Au Québec, le conjoint qui cède le revenu doit avoir 65 ans ou plus à la fin de l'année, et ce pour tous les revenus de retraite admissibles, y compris le FERR et le FRV. Au fédéral, la rente viagère d'un régime de retraite (par exemple une rente du RREGOP) se fractionne dès qu'elle est versée, peu importe l'âge ; les retraits de FERR et de FRV, eux, ne deviennent fractionnables qu'à 65 ans au fédéral comme au Québec.
Quel revenu est admissible au fractionnement ?
La rente viagère versée par un régime de retraite (RPA) — comme le RREGOP — est admissible à tout âge au fédéral. Les retraits de FERR et de FRV, les rentes issues d'un REER et certaines autres rentes s'ajoutent à 65 ans. La PSV, le RRQ et le RPC ne sont jamais admissibles au fractionnement par formule T1032 ou annexe Q.
Le RRQ est-il fractionnable avec mon conjoint ?

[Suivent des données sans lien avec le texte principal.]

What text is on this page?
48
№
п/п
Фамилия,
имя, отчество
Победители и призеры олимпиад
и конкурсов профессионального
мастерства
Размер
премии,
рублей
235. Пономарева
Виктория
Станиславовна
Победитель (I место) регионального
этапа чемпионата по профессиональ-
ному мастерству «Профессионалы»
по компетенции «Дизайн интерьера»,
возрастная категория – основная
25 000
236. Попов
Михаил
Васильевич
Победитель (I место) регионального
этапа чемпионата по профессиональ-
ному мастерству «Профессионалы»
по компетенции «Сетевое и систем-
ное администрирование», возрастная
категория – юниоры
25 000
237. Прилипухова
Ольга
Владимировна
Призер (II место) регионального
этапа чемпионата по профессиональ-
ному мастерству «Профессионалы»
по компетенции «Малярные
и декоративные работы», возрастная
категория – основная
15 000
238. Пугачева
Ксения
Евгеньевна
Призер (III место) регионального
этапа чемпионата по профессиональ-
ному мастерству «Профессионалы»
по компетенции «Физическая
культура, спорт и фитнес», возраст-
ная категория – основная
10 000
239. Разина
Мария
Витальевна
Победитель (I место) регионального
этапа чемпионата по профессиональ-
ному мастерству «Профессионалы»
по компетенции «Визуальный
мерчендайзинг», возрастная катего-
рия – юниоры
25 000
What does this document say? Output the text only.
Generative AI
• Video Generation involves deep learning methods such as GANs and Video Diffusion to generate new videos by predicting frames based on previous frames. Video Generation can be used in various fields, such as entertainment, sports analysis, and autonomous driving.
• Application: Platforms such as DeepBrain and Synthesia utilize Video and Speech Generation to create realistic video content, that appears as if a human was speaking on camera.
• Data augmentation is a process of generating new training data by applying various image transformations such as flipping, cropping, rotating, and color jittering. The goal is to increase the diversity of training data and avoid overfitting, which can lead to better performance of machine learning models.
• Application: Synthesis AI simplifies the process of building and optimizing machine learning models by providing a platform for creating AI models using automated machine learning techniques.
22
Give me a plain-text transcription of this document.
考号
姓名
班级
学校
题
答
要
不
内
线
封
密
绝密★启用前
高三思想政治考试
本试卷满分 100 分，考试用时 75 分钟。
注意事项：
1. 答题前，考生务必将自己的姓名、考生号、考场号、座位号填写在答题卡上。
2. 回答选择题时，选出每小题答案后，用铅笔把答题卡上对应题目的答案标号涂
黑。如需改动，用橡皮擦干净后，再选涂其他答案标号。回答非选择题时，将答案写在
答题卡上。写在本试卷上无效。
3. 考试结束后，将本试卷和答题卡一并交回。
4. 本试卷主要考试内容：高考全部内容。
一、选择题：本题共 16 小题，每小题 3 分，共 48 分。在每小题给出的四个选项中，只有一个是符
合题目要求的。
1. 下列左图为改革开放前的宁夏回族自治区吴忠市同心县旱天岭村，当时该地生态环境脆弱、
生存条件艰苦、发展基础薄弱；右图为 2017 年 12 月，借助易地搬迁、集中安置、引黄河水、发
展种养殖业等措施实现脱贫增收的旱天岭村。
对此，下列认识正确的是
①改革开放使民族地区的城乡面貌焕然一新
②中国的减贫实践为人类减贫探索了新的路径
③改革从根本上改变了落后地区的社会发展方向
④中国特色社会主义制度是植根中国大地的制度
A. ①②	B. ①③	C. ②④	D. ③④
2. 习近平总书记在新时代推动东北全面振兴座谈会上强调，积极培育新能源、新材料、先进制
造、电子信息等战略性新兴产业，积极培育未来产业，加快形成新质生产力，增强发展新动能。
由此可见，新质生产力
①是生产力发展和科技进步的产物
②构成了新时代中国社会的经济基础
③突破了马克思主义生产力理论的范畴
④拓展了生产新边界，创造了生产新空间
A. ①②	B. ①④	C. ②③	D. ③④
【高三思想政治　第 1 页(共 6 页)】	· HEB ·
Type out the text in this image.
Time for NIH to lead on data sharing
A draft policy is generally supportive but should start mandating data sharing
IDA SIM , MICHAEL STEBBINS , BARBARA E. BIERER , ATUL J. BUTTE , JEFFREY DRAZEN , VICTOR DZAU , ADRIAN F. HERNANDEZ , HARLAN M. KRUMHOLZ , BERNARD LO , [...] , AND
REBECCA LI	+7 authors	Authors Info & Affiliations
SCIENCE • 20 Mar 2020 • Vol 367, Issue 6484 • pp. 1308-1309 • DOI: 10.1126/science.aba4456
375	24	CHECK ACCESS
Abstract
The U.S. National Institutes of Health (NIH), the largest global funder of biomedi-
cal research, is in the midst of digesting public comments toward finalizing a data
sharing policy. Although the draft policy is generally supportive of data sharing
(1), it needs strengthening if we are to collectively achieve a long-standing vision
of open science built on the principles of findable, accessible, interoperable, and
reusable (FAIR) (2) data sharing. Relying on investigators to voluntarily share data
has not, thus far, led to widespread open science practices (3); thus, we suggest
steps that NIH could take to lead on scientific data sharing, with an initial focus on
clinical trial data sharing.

Pas par le fractionnement du revenu de pension. Le RRQ et le RPC sont expressément exclus de la formule T1032 (fédéral) et de l'annexe Q (Québec). Le RRQ a son propre mécanisme distinct, la division de la rente entre conjoints, administrée par Retraite Québec : les deux conjoints doivent avoir 60 ans ou plus, et une demande séparée est requise. Ne confondez pas les deux.
En résumé
Au Québec, le fractionnement du revenu de pension s’ouvre à 65 ans pour le conjoint qui cède, sans exception de type de revenu. Au fédéral, seule la rente d’un régime de retraite (comme le RREGOP) se fractionne avant 65 ans — jamais le FERR ni le FRV, qui attendent 65 ans aux deux paliers. Et le RRQ ne se fractionne pas par l’annexe Q : il se divise par une demande distincte à Retraite Québec. Une fois ces règles en place, le réglage du pourcentage se fait année par année, avec le reste de votre décaissement.